A balanced three-phase source with VL = 200 V(rms) feeds a Δ-connected load with ZΔ = 12 + j6 Ω per phase through a three-wire line with ZW = 0.1 + j0.55 Ω per phase. Find the line current and phase current phasors using ∠IA = 0° as the phase reference.
The phase impedance of the equivalent Y-connected load ZY = ZΔ/3 = 4 + j2 Ω. The phase voltage magnitude at the source is V_{P} = 200/\sqrt{3} = 115.5 V(rms). In each phase, the voltage VP appears across the series combination of ZW + ZY; hence the line current magnitude is
I_{L} = \frac{V_{P}}{|Z_{W} + Z_{Y}|} = \frac{115.5}{|4.1 + j2.55|} = 23.9 A(rms)

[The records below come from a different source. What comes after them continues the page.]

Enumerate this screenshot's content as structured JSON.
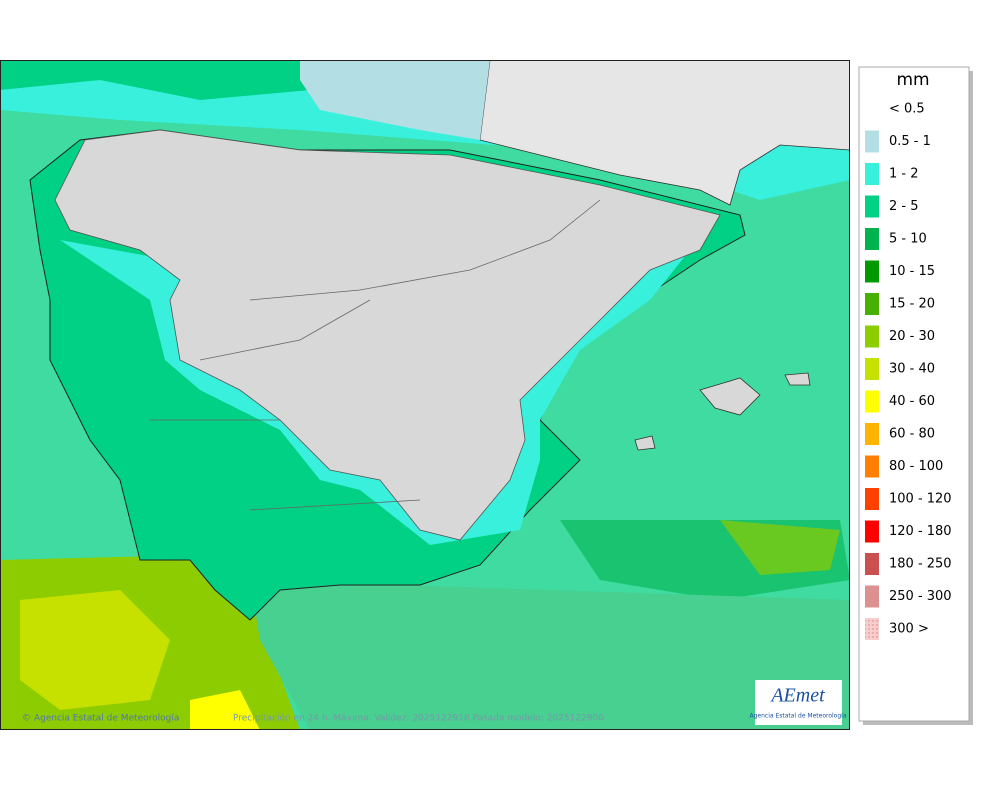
{
  "legend": {
    "title": "mm",
    "items": [
      {
        "label": "< 0.5",
        "color": "#ffffff"
      },
      {
        "label": "0.5 - 1",
        "color": "#b3dfe4"
      },
      {
        "label": "1 - 2",
        "color": "#38f0dc"
      },
      {
        "label": "2 - 5",
        "color": "#00d184"
      },
      {
        "label": "5 - 10",
        "color": "#00b34f"
      },
      {
        "label": "10 - 15",
        "color": "#009a00"
      },
      {
        "label": "15 - 20",
        "color": "#47b000"
      },
      {
        "label": "20 - 30",
        "color": "#8ccc00"
      },
      {
        "label": "30 - 40",
        "color": "#c6e000"
      },
      {
        "label": "40 - 60",
        "color": "#ffff00"
      },
      {
        "label": "60 - 80",
        "color": "#ffb300"
      },
      {
        "label": "80 - 100",
        "color": "#ff8000"
      },
      {
        "label": "100 - 120",
        "color": "#ff4000"
      },
      {
        "label": "120 - 180",
        "color": "#ff0000"
      },
      {
        "label": "180 - 250",
        "color": "#cc5050"
      },
      {
        "label": "250 - 300",
        "color": "#dc9090"
      },
      {
        "label": "300 >",
        "color": "#f6cccc"
      }
    ]
  },
  "footer": {
    "credit": "© Agencia Estatal de Meteorología",
    "caption": "Precipitación en 24 h. Máxima. Validez: 2025122918 Pasada modelo: 2025122900"
  },
  "logo": {
    "name": "AEmet",
    "subtitle": "Agencia Estatal de Meteorología"
  }
}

Using ∠IA as the phase reference means IA = 23.9 ∠ 0° A(rms) and the other two line currents lag IA at −120° intervals. For a positive phase sequence, these currents are IB = 23.9 ∠ −120° A(rms) and IC = 23.9 ∠ −240° A(rms). The phase current magnitude is I_{P} = 23.9/\sqrt{3} = 13.8 A(rms). The phase current IAB leads IA by 30°; hence IAB = 13.8 ∠ +30° A(rms) and the other two phase currents are IBC = 13.8 ∠ −90° A(rms) and ICA = 13.7 ∠ −210° A(rms).
Again, we can easily get the phase currents in the Δ-connected load by first finding the line current IA in the equivalent Y-Y circuit.